Hindi cinema today has its set of glories. Current producers, directors and even stars have nevertheless grown up and nourished their creativity on yesteryear’s Hindi films. The likes of Raj Kapoor, Dilip Kumar, Bharat Bhushan and of course Dev Anand defined what cinema was to become and what a son, a husband, a lover and simply a man was all about. Likewise, Nargis, Madhubala or Nutan incarnated the ideal of feminity on the silver screen for generations.
In a renewed effort to bring back the glory days of Indian cinema in all its splendour to audiences today, ‘Hum Dono’ has been released in its colour (rangeen) version at multiplexes throughout the country and abroad.

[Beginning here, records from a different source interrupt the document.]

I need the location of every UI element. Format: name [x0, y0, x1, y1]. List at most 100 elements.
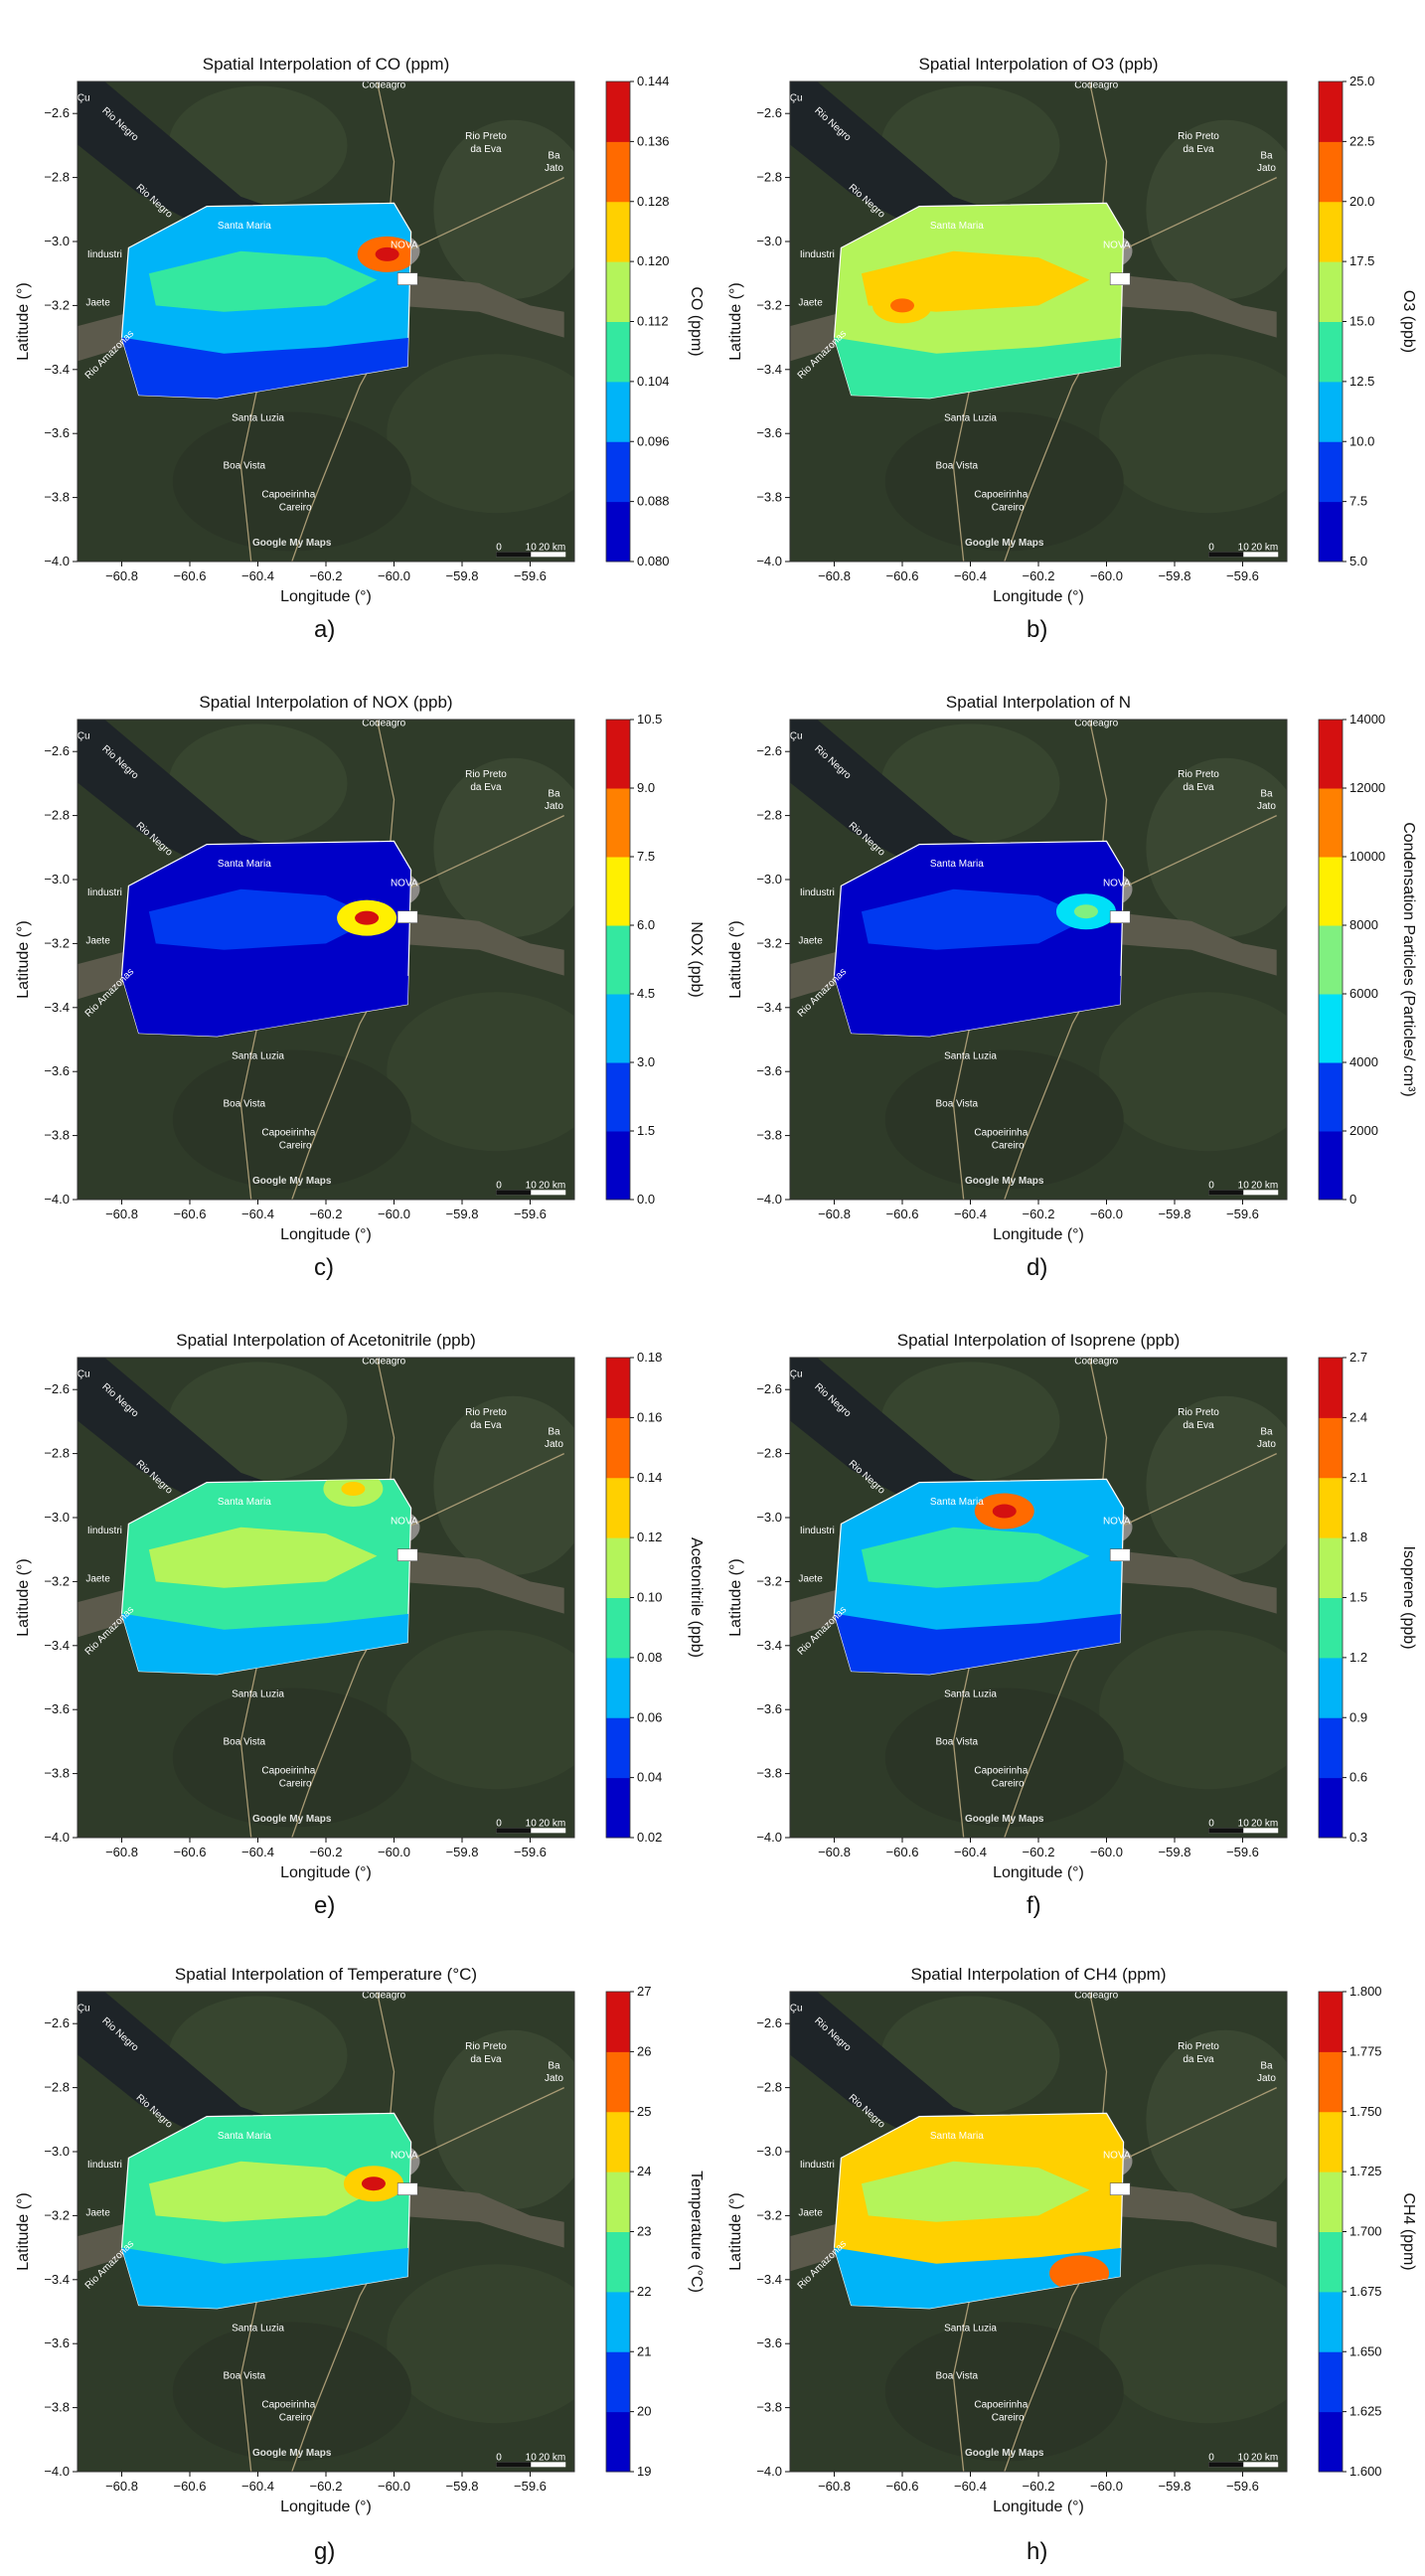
road-badge-label: 319 — [1112, 275, 1129, 286]
colorbar-tick-label: 24 — [637, 2164, 651, 2178]
place-label: Jaete — [85, 2207, 110, 2218]
y-tick-label: −3.8 — [756, 490, 782, 505]
scale-label: 10 — [1238, 2452, 1250, 2463]
scale-label: 20 km — [539, 542, 565, 553]
panel-letter: a) — [314, 616, 336, 643]
place-label: Boa Vista — [935, 461, 978, 472]
google-brand: Google My Maps — [965, 2448, 1044, 2459]
scale-label: 10 — [526, 2452, 538, 2463]
y-tick-label: −3.2 — [756, 935, 782, 950]
amazon-river — [78, 911, 564, 1000]
colorbar-tick-label: 1.8 — [1349, 1530, 1367, 1544]
colorbar-segment — [1319, 925, 1343, 995]
road-badge-label: 319 — [1112, 2185, 1129, 2196]
colorbar-tick-label: 10.0 — [1349, 433, 1374, 448]
place-label: Jato — [545, 163, 563, 174]
colorbar-segment — [1319, 1062, 1343, 1132]
place-label: Ba — [1260, 788, 1273, 799]
colorbar-tick-label: 0.6 — [1349, 1770, 1367, 1785]
map-panel: Spatial Interpolation of CO (ppm) Rio Neg… — [0, 30, 712, 666]
hotspot-core — [992, 1504, 1017, 1519]
x-tick-label: −60.4 — [954, 1207, 987, 1221]
road-badge — [1109, 2182, 1131, 2195]
place-label: Ba — [548, 2060, 560, 2071]
y-tick-label: −3.2 — [44, 1573, 70, 1588]
colorbar-tick-label: 0.18 — [637, 1350, 662, 1365]
place-label: Capoeirinha — [261, 2400, 315, 2411]
y-tick-label: −3.2 — [44, 935, 70, 950]
place-label: Jato — [1257, 801, 1276, 812]
terrain-patch — [433, 1395, 574, 1575]
colorbar-tick-label: 0.128 — [637, 194, 670, 209]
x-axis-label: Longitude (°) — [993, 2498, 1084, 2515]
x-tick-label: −59.6 — [1226, 1207, 1259, 1221]
scale-label: 20 km — [539, 1180, 565, 1191]
x-tick-label: −60.6 — [886, 1845, 919, 1859]
colorbar-segment — [1319, 1537, 1343, 1598]
x-tick-label: −60.2 — [1023, 1845, 1055, 1859]
place-label: Santa Luzia — [944, 412, 997, 423]
place-label: Careiro — [992, 1140, 1025, 1151]
road — [1106, 815, 1277, 896]
y-axis-label: Latitude (°) — [727, 282, 744, 360]
colorbar-tick-label: 20 — [637, 2404, 651, 2419]
scale-bar-segment — [496, 1190, 532, 1196]
hotspot-core — [361, 2176, 386, 2191]
mid-value-zone — [861, 1527, 1090, 1588]
place-label: Codeagro — [362, 1356, 405, 1367]
colorbar-tick-label: 0.14 — [637, 1470, 662, 1485]
x-tick-label: −59.6 — [514, 568, 547, 583]
place-label: Capoeirinha — [974, 1766, 1028, 1777]
y-tick-label: −2.6 — [44, 2015, 70, 2030]
colorbar-tick-label: 3.0 — [637, 1054, 655, 1069]
y-tick-label: −3.8 — [44, 2400, 70, 2415]
x-tick-label: −60.4 — [241, 2479, 274, 2494]
colorbar-segment — [606, 1358, 630, 1418]
scale-label: 20 km — [539, 1818, 565, 1829]
place-label: Santa Maria — [930, 221, 984, 232]
road-badge — [396, 910, 418, 923]
x-tick-label: −59.8 — [446, 1845, 479, 1859]
colorbar-segment — [606, 81, 630, 142]
road — [394, 177, 564, 258]
place-label: Boa Vista — [223, 461, 265, 472]
scale-bar-segment — [1208, 2462, 1244, 2468]
y-tick-label: −3.4 — [44, 362, 70, 377]
y-tick-label: −3.8 — [756, 1766, 782, 1781]
place-label: Codeagro — [362, 1990, 405, 2001]
x-tick-label: −60.8 — [818, 1207, 851, 1221]
x-tick-label: −60.4 — [954, 2479, 987, 2494]
plot-title: Spatial Interpolation of O3 (ppb) — [919, 55, 1159, 74]
colorbar-segment — [606, 1657, 630, 1718]
x-tick-label: −60.6 — [174, 568, 207, 583]
y-tick-label: −4.0 — [44, 1192, 70, 1207]
place-label: NOVA — [1103, 240, 1131, 250]
colorbar-segment — [1319, 1477, 1343, 1538]
colorbar-segment — [1319, 381, 1343, 442]
colorbar-tick-label: 0.12 — [637, 1530, 662, 1544]
road-badge — [1109, 272, 1131, 285]
terrain-patch — [172, 411, 411, 552]
x-tick-label: −59.6 — [1226, 2479, 1259, 2494]
x-tick-label: −60.4 — [241, 1845, 274, 1859]
road — [1106, 177, 1277, 258]
road-badge-label: 319 — [1112, 1551, 1129, 1562]
x-tick-label: −60.8 — [818, 568, 851, 583]
y-tick-label: −3.8 — [44, 1128, 70, 1143]
colorbar-tick-label: 0.02 — [637, 1830, 662, 1845]
y-tick-label: −3.2 — [44, 2207, 70, 2222]
colorbar-segment — [1319, 2051, 1343, 2113]
colorbar-segment — [606, 1717, 630, 1779]
x-tick-label: −59.8 — [446, 2479, 479, 2494]
y-tick-label: −4.0 — [44, 2464, 70, 2479]
interpolation-field — [833, 2112, 1125, 2310]
y-tick-label: −3.6 — [756, 425, 782, 440]
colorbar-tick-label: 0.08 — [637, 1650, 662, 1665]
y-tick-label: −2.6 — [44, 743, 70, 758]
x-tick-label: −60.0 — [1090, 2479, 1123, 2494]
place-label: aÇu — [784, 2003, 802, 2013]
y-tick-label: −3.4 — [756, 1000, 782, 1015]
x-axis-label: Longitude (°) — [280, 2498, 372, 2515]
hotspot-core — [890, 298, 915, 313]
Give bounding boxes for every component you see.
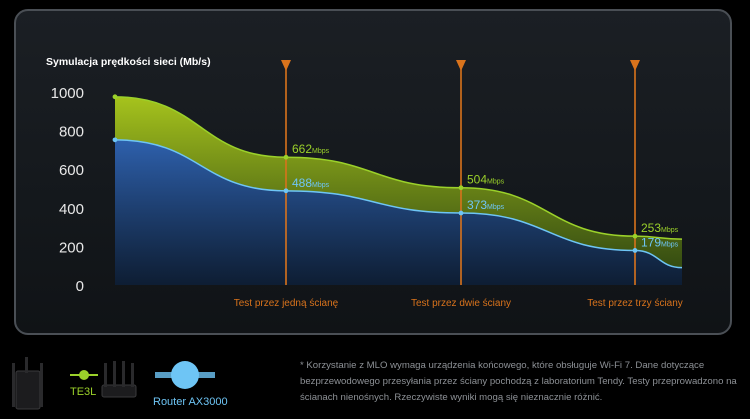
router-ax3000-point xyxy=(112,137,118,143)
y-tick-label: 800 xyxy=(59,124,84,141)
te3l-point xyxy=(458,185,464,191)
router-device-icon xyxy=(12,357,43,410)
speed-chart: Symulacja prędkości sieci (Mb/s) 1000 800… xyxy=(46,56,683,309)
router-ax3000-value-label: 373Mbps xyxy=(467,198,505,212)
wall-marker-arrow xyxy=(281,60,291,71)
te3l-line-icon xyxy=(70,370,98,380)
te3l-point xyxy=(283,154,289,160)
y-tick-label: 200 xyxy=(59,239,84,256)
y-tick-label: 600 xyxy=(59,162,84,179)
y-tick-label: 1000 xyxy=(51,85,84,102)
te3l-point xyxy=(632,233,638,239)
router-ax3000-value-label: 488Mbps xyxy=(292,176,330,190)
te3l-device-icon xyxy=(101,361,137,398)
te3l-value-label: 504Mbps xyxy=(467,173,505,187)
chart-title: Symulacja prędkości sieci (Mb/s) xyxy=(46,56,211,68)
router-ax3000-point xyxy=(458,210,464,216)
router-ax3000-area xyxy=(115,139,682,285)
wall-marker-arrow xyxy=(456,60,466,71)
router-ax3000-point xyxy=(632,248,638,253)
router-ax3000-line-icon xyxy=(155,361,215,389)
te3l-value-label: 253Mbps xyxy=(641,221,679,235)
wall-marker-label: Test przez jedną ścianę xyxy=(234,298,339,309)
footnote: * Korzystanie z MLO wymaga urządzenia ko… xyxy=(300,360,737,403)
y-tick-label: 0 xyxy=(76,278,84,295)
wall-marker-label: Test przez dwie ściany xyxy=(411,298,511,309)
te3l-point xyxy=(112,94,118,100)
te3l-area xyxy=(115,96,682,268)
router-ax3000-point xyxy=(283,188,289,194)
y-tick-label: 400 xyxy=(59,201,84,218)
legend: TE3L Router AX3000 xyxy=(0,345,300,414)
legend-graphics xyxy=(12,357,215,410)
te3l-value-label: 662Mbps xyxy=(292,142,330,156)
legend-label-router-ax3000: Router AX3000 xyxy=(153,396,228,408)
wall-marker-arrow xyxy=(630,60,640,71)
legend-label-te3l: TE3L xyxy=(70,386,97,398)
router-ax3000-value-label: 179Mbps xyxy=(641,235,679,249)
wall-marker-label: Test przez trzy ściany xyxy=(587,298,683,309)
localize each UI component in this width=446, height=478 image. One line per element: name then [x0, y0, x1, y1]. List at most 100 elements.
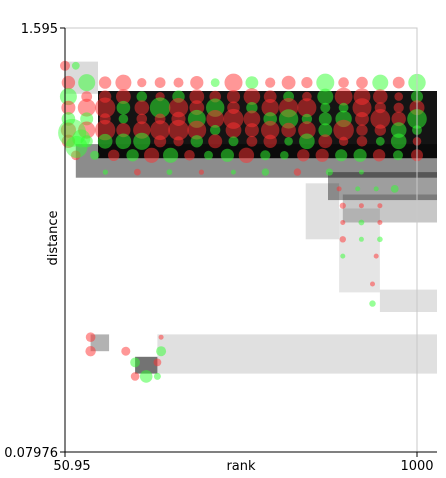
data-point-0-1 [71, 61, 80, 70]
data-point-7-2 [108, 149, 120, 161]
y-tick-label-bottom: 0.07976 [4, 446, 58, 461]
data-point-1-13 [301, 77, 313, 89]
data-point-6-3 [115, 133, 132, 150]
data-point-11-1 [358, 219, 365, 226]
data-point-4-9 [223, 108, 244, 129]
data-point-1-3 [115, 74, 132, 91]
data-point-5-1 [78, 121, 96, 139]
band-10 [157, 334, 437, 374]
data-point-5-11 [261, 120, 280, 140]
data-point-6-18 [390, 133, 407, 150]
data-point-12-0 [339, 236, 346, 243]
data-point-2-18 [394, 92, 404, 101]
data-point-7-6 [184, 150, 195, 161]
data-point-17-2 [156, 346, 167, 357]
data-point-1-11 [265, 77, 276, 88]
data-point-3-4 [134, 100, 150, 115]
data-point-3-2 [94, 97, 116, 118]
data-point-halo-2 [72, 129, 91, 148]
data-point-1-18 [392, 76, 405, 89]
data-point-6-12 [284, 137, 293, 146]
data-point-19-0 [130, 372, 140, 381]
data-point-5-5 [150, 120, 171, 140]
data-point-6-5 [154, 135, 167, 148]
data-point-4-4 [136, 113, 148, 125]
data-point-18-1 [153, 358, 162, 367]
data-point-1-1 [78, 74, 96, 92]
data-point-11-0 [340, 220, 346, 225]
data-point-9-0 [336, 186, 342, 192]
data-point-5-13 [298, 121, 316, 139]
data-point-12-2 [377, 236, 383, 243]
data-point-5-17 [374, 124, 386, 136]
data-point-7-5 [163, 147, 179, 163]
data-point-6-1 [80, 135, 93, 148]
data-point-8-5 [261, 168, 270, 176]
data-point-5-18 [390, 122, 407, 138]
data-point-7-11 [280, 151, 289, 160]
data-point-2-4 [136, 91, 148, 102]
data-point-17-0 [85, 346, 96, 357]
data-point-7-10 [260, 150, 271, 161]
data-point-8-6 [293, 168, 302, 176]
data-point-2-15 [334, 87, 353, 106]
data-point-1-12 [281, 75, 296, 90]
data-point-7-16 [372, 149, 386, 162]
data-point-19-1 [139, 370, 153, 383]
data-point-14-0 [370, 281, 375, 287]
data-point-6-8 [208, 134, 223, 149]
data-point-6-2 [97, 133, 113, 149]
band-5 [305, 183, 340, 240]
data-point-8-2 [166, 169, 173, 176]
data-point-6-14 [318, 134, 333, 149]
data-point-2-10 [243, 88, 261, 105]
data-point-2-14 [317, 88, 334, 105]
band-4 [342, 194, 437, 223]
data-point-6-10 [246, 135, 258, 147]
data-point-5-9 [225, 122, 242, 138]
data-point-1-16 [356, 76, 368, 89]
data-point-7-13 [315, 148, 329, 162]
data-point-3-14 [320, 102, 331, 113]
data-point-4-14 [318, 112, 332, 126]
data-point-4-17 [370, 109, 391, 129]
data-point-1-14 [316, 73, 335, 92]
data-point-5-8 [210, 124, 221, 136]
data-point-1-7 [190, 76, 204, 90]
data-point-1-17 [372, 74, 389, 91]
data-point-halo-1 [65, 135, 88, 158]
data-point-6-15 [338, 136, 349, 146]
data-point-6-11 [263, 134, 277, 148]
data-point-3-1 [77, 98, 96, 117]
data-point-6-7 [190, 135, 203, 148]
data-point-17-1 [121, 346, 131, 356]
data-point-3-11 [261, 99, 279, 117]
data-point-5-3 [116, 123, 131, 138]
data-point-8-8 [358, 169, 364, 175]
data-point-5-6 [168, 119, 189, 141]
data-point-1-10 [245, 76, 259, 89]
data-point-3-5 [149, 97, 171, 118]
data-point-6-13 [299, 133, 315, 150]
data-point-6-6 [173, 136, 184, 147]
data-point-7-17 [393, 150, 403, 161]
data-point-13-1 [373, 253, 379, 259]
data-point-7-7 [204, 150, 213, 160]
y-axis-label: distance [46, 210, 61, 265]
data-point-19-2 [153, 372, 161, 380]
data-point-18-0 [130, 357, 141, 368]
data-point-1-0 [61, 75, 76, 90]
data-point-2-9 [226, 90, 241, 104]
data-point-3-16 [352, 98, 372, 118]
data-point-10-0 [339, 202, 346, 209]
data-point-8-0 [102, 169, 108, 175]
data-point-1-4 [137, 78, 147, 88]
data-point-2-7 [189, 89, 205, 104]
data-point-3-18 [393, 102, 404, 113]
data-point-9-2 [373, 186, 379, 192]
data-point-16-0 [85, 332, 96, 343]
data-point-7-8 [220, 148, 234, 162]
data-point-4-18 [391, 111, 406, 127]
data-point-15-0 [369, 300, 376, 307]
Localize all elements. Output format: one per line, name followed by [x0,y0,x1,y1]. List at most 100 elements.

Nearing my forties, it was definitely not difficult to convince me to watch this classic in the comfort of a multiplex. But what about convincing a friend in his twenties that this film would be a delight to watch at the cinema and sensibly a better option than waiting to watch it on DVD or on television? Would he accept following us forty year olds to the cinema for a film made in 1961 instead of watching a recent and more modernly commercial release such as ‘Patiala House’?
The challenge was on.
After doing a bit of convincing work, the gentleman accepts to follow us ladies to the multiplex. Dev Anand is indeed a legend too. Chalo, theek hai. Let’s watch ‘Hum Dono’.
We take a seat at the cinema. The room goes dark…
Watching Sadhana appear before Dev Anand in full beauty and colour on a multiplex screen is incomparable to anything I had experienced before in Indian cinema. The sole starting sequence with two lovers going for a proverbial walk in the forest beside a stream, while “Abhi na jao chhod kar ke dil abhi bhara nahin...” fills the room with the impeccable remastered voices of Mohd. Rafi and Asha Bhosle is so magnificent it sweetly hurts.
I immediately realise why these films are called golden and as I turn to observe my younger friend in the minutes that follow, I can see that the 62 year old Nav Ketan experience has also captured him.
A war saga at its base, the film spans a wide range of values and emotions: from loyalty to trust, from integrity to motherly love, Vijay Anand’s story pulls at you, tugs at you, moves you and takes you through a fantasy that feels so true it feels like you can touch the past. Dev Anand in two different roles showcases a genuine command of his style and craft in one of his most memorable films. Seeing him come to life with the different voice, mannerisms , hairstyle and even eye-spark of his two avatars is an experience in itself while the beauty and subtle poignancy of both heroines skillfully surpasses many a performance by today’s highest rated screen beauties.
Cinematography and editing belong to a universal school, where cuts were classic and had a tightness to them that seems refreshing even today. Symbolism is also used in a traditional manner by going into detail in the way a quality theatre play would be managed. The story’s atmosphere may be conveyed for example with the progressively higher-pitched singing of a bird when husband and wife are playfully daring each other while crows immediately start cawing before a husband announces that he has been called to war.
One of the film’s evident highlights is Jai Dev’s music score, which shines and gleams through the speakers of the multiplex. Evergreen songs such as 'Allah tero naam' or 'Main zindagi ka saath nibhata chala gaya' heighten the magical and enduring charm of the film to the point that one has the impression of attending a high quality opera performance or a live moonlight sonata. The chords and voices are an effortless and refreshing walk in the clouds while lyrics requesting the end of war include pleas for the well-being of soldiers and their families irrespective of their nationality.
I know, as I listen and am transported by the film, that what defines golden cinema is its immortal character. Once we exit the cinema there is only one thing to do: head to the streets under the light of a red moon singing “Abhi na jao…” with my friends, age gaps forever erased. Isn’t that what immortality is all about? I had a brush with it yesterday at the multiplex indeed. Unforgettable is a word that lingers on.